Background: Cholesterol-lowering drug shows promise against serious infections in sickle cell disease



    Medication already widely used to combat high cholesterol and heart disease might also help protect individuals with sickle cell disease and certain other forms of chronic inflammation from life-threatening bacterial infections.

    Research led by St. Jude Children’s Research Hospital investigators demonstrated the drugs, known as statins, work in several ways to protect some high-risk patients from pneumococcal and possibly other infections. The findings include a newly identified mechanism statins use to keep toxins certain bacteria produce from entering and killing healthy cells.

    The work was done in mice with sickle cell disease. But investigators noted the findings provide a foundation for future research to determine if statins will protect children with sickle cell disease (SCD) from life-threatening pneumococcal infections.

    The pneumococcus is particularly deadly in children with sickle cell, which is an inherited blood disorder affecting the hemoglobin molecule that ferries oxygen throughout the body. The disease is associated with a range of debilitating, sometimes deadly, problems. Young sickle cell patients are 400 times more likely than healthy children or those with other forms of anemia to develop deadly widespread pneumococcal infections.

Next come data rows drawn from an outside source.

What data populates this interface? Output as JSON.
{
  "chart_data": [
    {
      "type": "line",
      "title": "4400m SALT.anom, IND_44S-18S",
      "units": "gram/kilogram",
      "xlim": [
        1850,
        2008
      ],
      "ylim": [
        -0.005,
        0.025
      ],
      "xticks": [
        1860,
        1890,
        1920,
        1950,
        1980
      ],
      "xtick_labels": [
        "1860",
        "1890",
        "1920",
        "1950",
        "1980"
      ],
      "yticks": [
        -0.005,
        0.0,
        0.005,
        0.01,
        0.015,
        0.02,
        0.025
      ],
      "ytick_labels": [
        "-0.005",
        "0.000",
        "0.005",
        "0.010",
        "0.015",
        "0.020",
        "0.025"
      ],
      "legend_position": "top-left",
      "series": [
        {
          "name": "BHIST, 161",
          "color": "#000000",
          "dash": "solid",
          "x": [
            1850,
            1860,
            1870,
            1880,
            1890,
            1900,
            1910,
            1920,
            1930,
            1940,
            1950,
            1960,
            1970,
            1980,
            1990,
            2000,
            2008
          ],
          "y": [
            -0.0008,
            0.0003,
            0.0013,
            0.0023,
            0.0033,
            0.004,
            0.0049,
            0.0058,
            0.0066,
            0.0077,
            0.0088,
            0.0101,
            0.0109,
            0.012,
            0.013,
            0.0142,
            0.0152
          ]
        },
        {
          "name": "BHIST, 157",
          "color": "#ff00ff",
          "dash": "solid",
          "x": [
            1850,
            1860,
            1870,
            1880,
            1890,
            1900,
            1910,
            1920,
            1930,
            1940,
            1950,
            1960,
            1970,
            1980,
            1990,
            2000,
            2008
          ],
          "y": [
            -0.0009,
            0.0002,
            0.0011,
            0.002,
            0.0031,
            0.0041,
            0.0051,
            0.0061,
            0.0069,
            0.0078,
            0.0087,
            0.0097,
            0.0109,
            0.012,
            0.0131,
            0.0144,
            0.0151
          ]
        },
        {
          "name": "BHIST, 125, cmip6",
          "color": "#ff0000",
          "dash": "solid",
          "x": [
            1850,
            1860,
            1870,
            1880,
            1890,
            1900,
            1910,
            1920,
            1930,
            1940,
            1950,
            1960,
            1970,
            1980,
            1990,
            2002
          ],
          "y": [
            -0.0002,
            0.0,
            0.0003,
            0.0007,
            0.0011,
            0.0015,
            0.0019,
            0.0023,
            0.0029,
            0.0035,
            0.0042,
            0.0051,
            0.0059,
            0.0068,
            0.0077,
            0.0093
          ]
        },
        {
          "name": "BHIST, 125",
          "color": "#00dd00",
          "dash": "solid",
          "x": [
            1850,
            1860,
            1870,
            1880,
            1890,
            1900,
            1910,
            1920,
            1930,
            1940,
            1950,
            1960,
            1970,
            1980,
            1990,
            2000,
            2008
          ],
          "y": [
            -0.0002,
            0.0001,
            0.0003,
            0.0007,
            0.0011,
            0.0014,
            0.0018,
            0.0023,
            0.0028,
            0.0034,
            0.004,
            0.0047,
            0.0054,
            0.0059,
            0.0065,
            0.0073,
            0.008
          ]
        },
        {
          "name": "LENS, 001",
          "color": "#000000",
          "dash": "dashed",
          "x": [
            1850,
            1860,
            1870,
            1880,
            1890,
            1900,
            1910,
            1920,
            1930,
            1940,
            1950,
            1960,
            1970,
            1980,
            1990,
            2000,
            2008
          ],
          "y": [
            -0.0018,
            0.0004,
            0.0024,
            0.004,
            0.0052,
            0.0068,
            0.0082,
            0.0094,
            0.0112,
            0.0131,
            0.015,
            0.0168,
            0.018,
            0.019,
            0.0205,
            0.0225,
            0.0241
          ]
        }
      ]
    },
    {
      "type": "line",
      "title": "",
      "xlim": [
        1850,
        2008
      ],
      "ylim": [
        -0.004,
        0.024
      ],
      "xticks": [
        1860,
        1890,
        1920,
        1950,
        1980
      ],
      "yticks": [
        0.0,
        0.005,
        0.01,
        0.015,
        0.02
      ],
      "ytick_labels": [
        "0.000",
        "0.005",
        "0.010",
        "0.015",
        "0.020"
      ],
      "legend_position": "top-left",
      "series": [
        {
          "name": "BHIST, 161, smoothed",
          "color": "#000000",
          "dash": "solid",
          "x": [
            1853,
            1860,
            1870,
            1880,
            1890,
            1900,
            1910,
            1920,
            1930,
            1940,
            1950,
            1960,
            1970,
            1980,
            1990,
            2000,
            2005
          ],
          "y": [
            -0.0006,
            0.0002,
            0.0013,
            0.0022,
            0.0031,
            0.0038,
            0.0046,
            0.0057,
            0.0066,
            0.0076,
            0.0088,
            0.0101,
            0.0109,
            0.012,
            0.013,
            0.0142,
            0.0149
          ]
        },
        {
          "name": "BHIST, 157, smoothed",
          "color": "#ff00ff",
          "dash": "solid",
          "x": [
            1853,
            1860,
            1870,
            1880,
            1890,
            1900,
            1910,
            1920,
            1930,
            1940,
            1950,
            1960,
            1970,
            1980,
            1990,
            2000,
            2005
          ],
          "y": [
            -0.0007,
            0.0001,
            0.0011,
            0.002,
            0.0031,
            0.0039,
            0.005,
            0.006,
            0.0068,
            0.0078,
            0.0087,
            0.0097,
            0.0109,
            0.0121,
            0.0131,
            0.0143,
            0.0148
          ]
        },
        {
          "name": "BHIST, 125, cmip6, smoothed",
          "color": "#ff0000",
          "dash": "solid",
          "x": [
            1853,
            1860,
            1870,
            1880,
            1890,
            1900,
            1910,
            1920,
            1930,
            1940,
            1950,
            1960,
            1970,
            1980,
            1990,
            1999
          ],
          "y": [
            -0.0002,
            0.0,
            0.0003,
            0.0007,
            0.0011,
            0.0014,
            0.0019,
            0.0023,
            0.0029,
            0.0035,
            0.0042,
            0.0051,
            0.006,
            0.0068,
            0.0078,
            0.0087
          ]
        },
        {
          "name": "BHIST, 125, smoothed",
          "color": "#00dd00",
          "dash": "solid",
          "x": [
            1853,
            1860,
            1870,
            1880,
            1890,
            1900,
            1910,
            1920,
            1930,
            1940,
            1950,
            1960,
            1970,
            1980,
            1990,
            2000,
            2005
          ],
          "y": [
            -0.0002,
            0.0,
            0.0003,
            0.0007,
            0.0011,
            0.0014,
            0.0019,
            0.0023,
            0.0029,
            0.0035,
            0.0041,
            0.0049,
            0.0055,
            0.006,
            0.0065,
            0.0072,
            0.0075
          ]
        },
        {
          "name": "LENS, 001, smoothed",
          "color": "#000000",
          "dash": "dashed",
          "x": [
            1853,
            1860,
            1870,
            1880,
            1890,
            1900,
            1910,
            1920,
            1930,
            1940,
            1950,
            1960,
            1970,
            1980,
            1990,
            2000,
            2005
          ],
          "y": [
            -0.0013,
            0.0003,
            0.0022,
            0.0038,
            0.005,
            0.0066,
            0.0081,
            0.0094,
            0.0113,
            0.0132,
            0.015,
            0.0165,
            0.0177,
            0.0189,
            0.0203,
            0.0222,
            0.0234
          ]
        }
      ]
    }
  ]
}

    In this study, statin-treated mice with sickle cell disease survived longer after pneumococcal infection than untreated SCD mice. There were also indications that statins slowed the spread of the infection from the nasal passage to the lungs and blood streams of SCD mice.

    Researchers found that the statins worked in several ways. Along with disrupting the ability of toxins to enter healthy cells, statins reduced the protein on the cell surface that the bacteria use to infect cells and spread throughout the body. Elaine Tuomanen, M.D., who chairs the St. Jude Department of Infectious Diseases, said the findings suggest statins might also protect against an entire class of bacteria, including diphtheria, tetanus, listeria and group A streptococcus, the so-called flesh-eating bacteria.

    Tuomanen and Carlos Orihuela, Ph.D., of the University of Texas Health Sciences Center at San Antonio, are the study’s senior co-authors.

    The work appears in the January 19 online issue of The Journal of Clinical Investigation. Other authors of this paper include Jason Rosch, the first author; Tamara Pestina, Yunming Hu and Derek Persons (St. Jude) and Angela Boyd and Ernesto Hinojosa (UTHSCSA).

    The work was supported in part by the National Institutes of Allergy and Infectious Diseases, the National Heart, Lung, and Blood Institute, the National Institute on Aging and ALSAC.